La capitale de la Ligue lycienne se trouvait à Patara, où l'on peut encore voir les vestiges du bâtiment de l'assemblée. L'historien romain Tite-Live rapporte également qu'à Patara, dans le temple d'Apollon, étaient conservées les archives relatives à la ligue.
Apollon était un dieu particulièrement important pour les Lyciens, car on pense que son origine était anatolienne. Artémis était également importante pour la Lycie, car elle était considérée comme la sœur anatolienne d'Apollon. Apollon et Artémis avaient tous deux des centres de culte en Lycie, mais aucun n'est aussi bien attesté que la déesse Léto. À Xanthos, le sanctuaire religieux connu sous le nom de Létôon semble avoir été le plus important pour les Lyciens. Trois temples sont dédiés à Léto dans cette région et c'est là que se déroulaient les fêtes nationales. D'autres sanctuaires à Léto existent dans toute la région, faisant d'elle la figure religieuse la plus influente de Lycie.
Archéologie lycienne
La Lycie recèle une variété de vestiges impressionnants, notamment des tombes lyciennes. Plus de 1 000 tombes taillées dans le roc sont encore visibles dans la Lycie actuelle. Ce phénomène est remarquable par sa quantité et sa qualité, mais aussi par son système de croyance unique. Les Lyciens croyaient que les âmes de leurs morts seraient transportées des tombes vers l'au-delà par une créature ailée ressemblant à une sirène, d'où l'importance de les placer au bord des falaises et sur la côte.

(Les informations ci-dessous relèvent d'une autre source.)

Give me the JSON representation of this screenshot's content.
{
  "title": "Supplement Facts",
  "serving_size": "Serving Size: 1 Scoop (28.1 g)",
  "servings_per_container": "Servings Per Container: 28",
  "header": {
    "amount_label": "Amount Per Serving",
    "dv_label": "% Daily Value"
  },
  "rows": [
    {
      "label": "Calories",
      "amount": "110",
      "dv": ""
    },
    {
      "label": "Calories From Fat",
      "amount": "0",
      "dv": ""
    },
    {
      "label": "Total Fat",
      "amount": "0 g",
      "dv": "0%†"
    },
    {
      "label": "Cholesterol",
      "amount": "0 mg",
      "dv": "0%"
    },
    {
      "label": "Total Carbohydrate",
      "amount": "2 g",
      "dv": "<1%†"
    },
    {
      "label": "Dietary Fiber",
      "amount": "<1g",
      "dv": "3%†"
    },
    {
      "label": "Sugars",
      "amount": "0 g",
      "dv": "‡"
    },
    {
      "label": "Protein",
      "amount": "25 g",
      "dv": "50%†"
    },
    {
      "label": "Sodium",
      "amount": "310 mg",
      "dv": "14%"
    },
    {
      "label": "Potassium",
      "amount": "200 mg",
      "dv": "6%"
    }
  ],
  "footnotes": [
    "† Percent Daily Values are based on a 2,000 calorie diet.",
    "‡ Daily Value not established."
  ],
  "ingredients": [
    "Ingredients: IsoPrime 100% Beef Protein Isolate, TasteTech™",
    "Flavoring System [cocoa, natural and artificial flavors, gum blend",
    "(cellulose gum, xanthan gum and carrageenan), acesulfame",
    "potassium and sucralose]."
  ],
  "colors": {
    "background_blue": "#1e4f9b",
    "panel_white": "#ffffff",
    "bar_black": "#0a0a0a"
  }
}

Les tombes sont sculptées avec des poutres en saillie et sont souvent hautes de plusieurs étages, ce qui les fait ressembler à des maisons. L'art funéraire et l'architecture des tombes lyciennes s'inspirent à la fois des influences grecques et perses. Cependant, les tombes taillées dans le roc ne sont pas l'apanage de la Lycie, puisqu'on en trouve dans d'autres régions de la Méditerranée, par exemple en Étrurie. L'exemple lycien le plus célèbre de tombeau taillé dans le roc est le tombeau d'Amyntas à Telmessos. Cette tombe est la plus grande de son genre et ressemble à une structure de type temple, datant d'environ 350 avant notre ère.